An Irradiance-Independent, Robust Ground-Fault Detection Scheme for PV Arrays Based on Spread Spectrum Time-Domain Reflectometry (SSTDR)

Abstract

A healthy photovoltaic (PV) array has a specific impedance between node pairs, and any ground fault changes the impedance values. Reflectometry is a well-known technique in electromagnetics, and it could be exploited to detect fault and aging-related impedance variations in a PV system. A fault detection algorithm using the spread spectrum time-domain reflectometry (SSTDR) method has been introduced in this paper. SSTDR has been successfully used for detecting and locating aircraft wiring faults. However, the wide variation in impedance throughout the entire PV system, which is caused by the use of different materials and interconnections makes PV fault detection more challenging while using reflectometry.

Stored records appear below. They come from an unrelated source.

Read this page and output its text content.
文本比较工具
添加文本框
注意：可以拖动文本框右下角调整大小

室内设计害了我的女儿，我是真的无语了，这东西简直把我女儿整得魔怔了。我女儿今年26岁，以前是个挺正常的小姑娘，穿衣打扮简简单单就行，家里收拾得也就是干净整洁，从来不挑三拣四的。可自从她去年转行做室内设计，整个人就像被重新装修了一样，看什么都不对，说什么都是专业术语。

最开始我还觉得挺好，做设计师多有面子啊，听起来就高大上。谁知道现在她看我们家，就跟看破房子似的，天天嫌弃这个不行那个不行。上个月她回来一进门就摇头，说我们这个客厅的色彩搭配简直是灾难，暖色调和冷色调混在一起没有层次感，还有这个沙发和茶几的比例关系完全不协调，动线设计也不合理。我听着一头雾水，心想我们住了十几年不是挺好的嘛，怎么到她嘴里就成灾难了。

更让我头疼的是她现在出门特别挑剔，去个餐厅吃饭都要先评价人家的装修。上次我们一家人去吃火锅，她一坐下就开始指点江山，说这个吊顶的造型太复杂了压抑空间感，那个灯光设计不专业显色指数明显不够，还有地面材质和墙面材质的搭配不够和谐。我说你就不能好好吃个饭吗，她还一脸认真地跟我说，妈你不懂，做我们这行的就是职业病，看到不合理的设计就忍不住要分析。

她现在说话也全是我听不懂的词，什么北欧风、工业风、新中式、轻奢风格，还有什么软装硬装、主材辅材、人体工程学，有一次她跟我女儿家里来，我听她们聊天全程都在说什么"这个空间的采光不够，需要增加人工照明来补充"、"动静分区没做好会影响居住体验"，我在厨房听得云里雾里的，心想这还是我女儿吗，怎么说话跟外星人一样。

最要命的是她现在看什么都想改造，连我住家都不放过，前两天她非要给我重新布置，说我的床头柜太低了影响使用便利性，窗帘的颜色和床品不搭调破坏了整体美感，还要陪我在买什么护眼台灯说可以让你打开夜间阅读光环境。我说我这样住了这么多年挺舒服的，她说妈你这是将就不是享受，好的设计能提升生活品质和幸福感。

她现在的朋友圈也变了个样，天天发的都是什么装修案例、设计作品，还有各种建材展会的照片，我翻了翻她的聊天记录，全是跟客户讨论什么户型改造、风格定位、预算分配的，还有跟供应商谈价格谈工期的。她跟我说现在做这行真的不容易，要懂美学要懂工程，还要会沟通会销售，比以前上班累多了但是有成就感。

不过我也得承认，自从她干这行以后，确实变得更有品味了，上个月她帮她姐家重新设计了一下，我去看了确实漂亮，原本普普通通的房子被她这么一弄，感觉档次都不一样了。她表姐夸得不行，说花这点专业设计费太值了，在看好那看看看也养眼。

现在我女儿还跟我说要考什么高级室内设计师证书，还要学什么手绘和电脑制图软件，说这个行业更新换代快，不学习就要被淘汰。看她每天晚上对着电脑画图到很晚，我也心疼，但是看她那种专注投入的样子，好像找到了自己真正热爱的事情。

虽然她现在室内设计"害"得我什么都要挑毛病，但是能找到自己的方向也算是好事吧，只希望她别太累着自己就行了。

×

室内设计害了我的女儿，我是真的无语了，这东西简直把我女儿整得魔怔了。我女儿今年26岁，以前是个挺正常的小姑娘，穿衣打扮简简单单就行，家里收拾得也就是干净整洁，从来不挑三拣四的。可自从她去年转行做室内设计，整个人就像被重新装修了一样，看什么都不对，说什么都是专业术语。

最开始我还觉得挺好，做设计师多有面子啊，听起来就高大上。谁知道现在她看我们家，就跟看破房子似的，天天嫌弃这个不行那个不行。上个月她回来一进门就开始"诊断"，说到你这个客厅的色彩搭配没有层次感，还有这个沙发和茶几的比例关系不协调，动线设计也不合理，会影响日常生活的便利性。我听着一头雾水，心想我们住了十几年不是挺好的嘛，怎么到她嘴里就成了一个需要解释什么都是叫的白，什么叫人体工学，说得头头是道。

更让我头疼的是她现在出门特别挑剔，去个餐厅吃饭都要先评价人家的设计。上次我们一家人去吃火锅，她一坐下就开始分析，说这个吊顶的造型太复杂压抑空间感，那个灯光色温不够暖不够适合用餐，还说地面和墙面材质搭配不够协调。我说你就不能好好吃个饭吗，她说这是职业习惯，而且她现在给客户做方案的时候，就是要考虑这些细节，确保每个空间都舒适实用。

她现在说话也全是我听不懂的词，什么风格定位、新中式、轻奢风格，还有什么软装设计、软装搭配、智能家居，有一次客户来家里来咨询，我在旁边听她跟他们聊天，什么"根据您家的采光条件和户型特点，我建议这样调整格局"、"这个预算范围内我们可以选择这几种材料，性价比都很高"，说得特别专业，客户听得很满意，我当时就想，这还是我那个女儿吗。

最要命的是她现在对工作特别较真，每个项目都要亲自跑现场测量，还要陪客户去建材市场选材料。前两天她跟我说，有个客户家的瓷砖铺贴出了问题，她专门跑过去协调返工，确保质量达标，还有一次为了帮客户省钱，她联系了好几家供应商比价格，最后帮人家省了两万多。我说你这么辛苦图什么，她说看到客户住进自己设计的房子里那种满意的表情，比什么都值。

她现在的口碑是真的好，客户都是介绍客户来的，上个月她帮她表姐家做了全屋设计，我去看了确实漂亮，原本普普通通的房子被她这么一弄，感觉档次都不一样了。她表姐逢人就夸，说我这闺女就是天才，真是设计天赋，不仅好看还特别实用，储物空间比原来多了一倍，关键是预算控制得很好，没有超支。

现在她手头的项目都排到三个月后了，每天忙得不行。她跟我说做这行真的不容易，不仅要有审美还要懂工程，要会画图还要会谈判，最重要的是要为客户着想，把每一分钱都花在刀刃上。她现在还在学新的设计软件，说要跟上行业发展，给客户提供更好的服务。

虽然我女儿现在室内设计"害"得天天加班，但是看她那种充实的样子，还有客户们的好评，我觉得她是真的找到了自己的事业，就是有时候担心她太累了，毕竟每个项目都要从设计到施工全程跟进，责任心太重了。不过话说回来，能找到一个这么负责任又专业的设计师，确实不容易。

Unlike other conventional ground-fault detection techniques specifically developed for PV arrays, SSTDR does not depend on fault-current magnitudes. Therefore, SSTDR can be used even in the absence of the solar irradiation, which makes it a very powerful fault-detection tool. The proposed PV ground-fault detection technique has been tested in a real-world PV system, and it can confidently detect PV ground faults for different configurations of PV arrays (single and double strings) and fault resistances (0.5, 5, and 10- $\Omega$ ). Moreover, it has been experimentally verified that our proposed algorithm works at low irradiance and can detect specific ground faults that may remain undetected using the conventional ground-fault detection and interrupter (GFDI) fuses.